Gillespie Brigid M, Marshall Andrea P, Gardiner Therese, Lavin Joanne, Withers Teresa K
NHMRC Centre for Research Excellence in Nursing (NCREN), Centre for Health Practice Innovation (HPI), Menzies Health Institute Qld (MHIQ), Griffith University, Gold Coast, Queensland, Australia.
Gold Coast Hospital and Health Service, Gold Coast University Hospital, Southport, Queensland, Australia.
ANZ J Surg. 2016 Nov;86(11):864-867. doi: 10.1111/ans.13433. Epub 2016 Jan 7.
Regardless of the benefits associated of the Surgical Safety Checklist, adherence across its three phases remains inconsistent. The aim of this study was to systematically identify issues around workflow that impact on surgical teams' ability to use the Surgical Safety Checklist in a large tertiary facility in Queensland, Australia.
Observational audit of 10 surgical teams and 33 semi-structured interviews with 70 participants from nursing, medicine and the community were conducted. Data were collected during 2014-2015. Inductive and deductive approaches were used to analyse field observations and interview transcripts.
The domain, impact of workflow on checklist utilization, was identified. Within this domain, seven categories illustrated the causal conditions which determined the ways in which workflow influenced checklist use. These categories included: 'busy doing the task'; 'clashing task priorities'; 'being pressured, running out of time'; 'adapting processes to work patterns'; 'doubling up on work'; 'a domino effect, leading to delays' and 'reality of the workflow'.

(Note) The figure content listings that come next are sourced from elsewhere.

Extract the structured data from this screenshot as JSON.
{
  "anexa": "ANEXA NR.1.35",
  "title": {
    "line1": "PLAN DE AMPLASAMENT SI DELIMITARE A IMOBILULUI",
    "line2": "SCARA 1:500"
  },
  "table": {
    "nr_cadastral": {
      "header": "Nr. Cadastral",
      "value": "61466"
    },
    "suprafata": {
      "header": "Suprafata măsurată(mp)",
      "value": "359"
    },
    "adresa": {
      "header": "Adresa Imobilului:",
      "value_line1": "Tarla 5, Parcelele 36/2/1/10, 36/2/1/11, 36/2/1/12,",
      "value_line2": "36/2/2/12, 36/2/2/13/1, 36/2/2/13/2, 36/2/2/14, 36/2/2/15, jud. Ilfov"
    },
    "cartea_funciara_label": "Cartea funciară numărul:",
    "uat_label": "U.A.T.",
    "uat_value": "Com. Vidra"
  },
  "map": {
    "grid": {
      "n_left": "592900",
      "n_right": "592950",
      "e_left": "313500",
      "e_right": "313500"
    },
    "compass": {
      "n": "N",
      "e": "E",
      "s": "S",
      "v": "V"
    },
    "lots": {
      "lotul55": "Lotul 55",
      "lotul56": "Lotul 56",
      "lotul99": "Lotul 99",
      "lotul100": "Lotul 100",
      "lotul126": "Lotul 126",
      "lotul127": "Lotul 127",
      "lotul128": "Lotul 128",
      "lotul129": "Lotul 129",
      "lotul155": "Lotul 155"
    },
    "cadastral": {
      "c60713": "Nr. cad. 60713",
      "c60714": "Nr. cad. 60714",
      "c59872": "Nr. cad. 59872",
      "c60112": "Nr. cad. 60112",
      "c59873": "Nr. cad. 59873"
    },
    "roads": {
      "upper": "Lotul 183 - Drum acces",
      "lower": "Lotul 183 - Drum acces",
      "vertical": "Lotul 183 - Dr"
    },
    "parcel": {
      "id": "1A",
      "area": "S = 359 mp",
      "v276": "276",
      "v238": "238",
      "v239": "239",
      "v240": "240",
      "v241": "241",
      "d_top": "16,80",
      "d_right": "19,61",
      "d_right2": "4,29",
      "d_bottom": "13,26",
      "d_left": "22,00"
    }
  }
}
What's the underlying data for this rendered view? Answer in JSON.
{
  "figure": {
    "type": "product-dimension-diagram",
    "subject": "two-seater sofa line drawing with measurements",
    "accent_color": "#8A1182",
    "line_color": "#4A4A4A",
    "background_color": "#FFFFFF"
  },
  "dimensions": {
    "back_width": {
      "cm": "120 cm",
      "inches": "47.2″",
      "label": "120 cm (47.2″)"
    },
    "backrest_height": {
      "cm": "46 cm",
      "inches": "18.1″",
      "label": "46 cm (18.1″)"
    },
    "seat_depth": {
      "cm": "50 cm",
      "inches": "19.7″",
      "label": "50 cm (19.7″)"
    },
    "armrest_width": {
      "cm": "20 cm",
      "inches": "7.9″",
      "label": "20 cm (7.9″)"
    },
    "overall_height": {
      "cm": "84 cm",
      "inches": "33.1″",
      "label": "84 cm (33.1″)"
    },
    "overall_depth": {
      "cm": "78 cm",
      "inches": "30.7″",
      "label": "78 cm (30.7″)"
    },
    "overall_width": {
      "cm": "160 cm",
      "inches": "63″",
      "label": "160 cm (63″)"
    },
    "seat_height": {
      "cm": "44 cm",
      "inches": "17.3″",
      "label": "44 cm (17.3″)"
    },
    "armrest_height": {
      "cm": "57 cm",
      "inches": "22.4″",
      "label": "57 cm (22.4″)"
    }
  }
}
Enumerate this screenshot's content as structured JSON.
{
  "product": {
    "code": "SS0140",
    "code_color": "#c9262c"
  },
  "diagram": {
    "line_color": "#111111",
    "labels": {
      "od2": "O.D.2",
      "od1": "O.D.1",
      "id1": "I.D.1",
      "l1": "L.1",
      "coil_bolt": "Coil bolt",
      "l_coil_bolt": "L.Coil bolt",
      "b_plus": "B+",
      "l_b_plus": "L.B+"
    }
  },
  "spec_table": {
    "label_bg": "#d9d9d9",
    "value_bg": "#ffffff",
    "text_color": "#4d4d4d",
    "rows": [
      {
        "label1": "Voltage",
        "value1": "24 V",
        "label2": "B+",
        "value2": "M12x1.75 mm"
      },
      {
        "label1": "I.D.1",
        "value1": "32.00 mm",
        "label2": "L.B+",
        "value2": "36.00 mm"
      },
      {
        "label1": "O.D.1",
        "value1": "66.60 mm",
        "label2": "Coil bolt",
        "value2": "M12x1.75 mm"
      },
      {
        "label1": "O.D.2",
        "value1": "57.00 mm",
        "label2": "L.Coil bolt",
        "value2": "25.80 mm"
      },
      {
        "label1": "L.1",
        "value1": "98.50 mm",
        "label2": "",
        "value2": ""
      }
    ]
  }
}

One of the greatest systemic challenges to checklist use in surgery is workflow. Process changes in the way that surgical safety checklists are used need to incorporate the temporal demands of the workflow. Any changes made must ensure the process is reliable, is easily embedded into existing work routines and is not disruptive.
尽管手术安全核对表有诸多益处,但其三个阶段的执行情况仍不一致。本研究旨在系统地识别在澳大利亚昆士兰州一家大型三级医疗机构中,影响手术团队使用手术安全核对表能力的工作流程相关问题。
对10个手术团队进行观察性审计,并对来自护理、医疗和社区的70名参与者进行了33次半结构化访谈。数据收集于2014 - 2015年期间。采用归纳和演绎方法分析实地观察结果和访谈记录。
确定了“工作流程对核对表使用的影响”这一领域。在该领域内,七个类别阐述了决定工作流程影响核对表使用方式的因果条件。这些类别包括:“忙于执行任务”;“任务优先级冲突”;“面临压力,时间紧迫”;“使流程适应工作模式”;“工作重复”;“多米诺效应,导致延误”以及“工作流程的实际情况”。
手术中使用核对表面临的最大系统挑战之一是工作流程。手术安全核对表使用方式的流程变更需要纳入工作流程的时间要求。所做的任何变更都必须确保流程可靠,易于融入现有工作常规且不会造成干扰。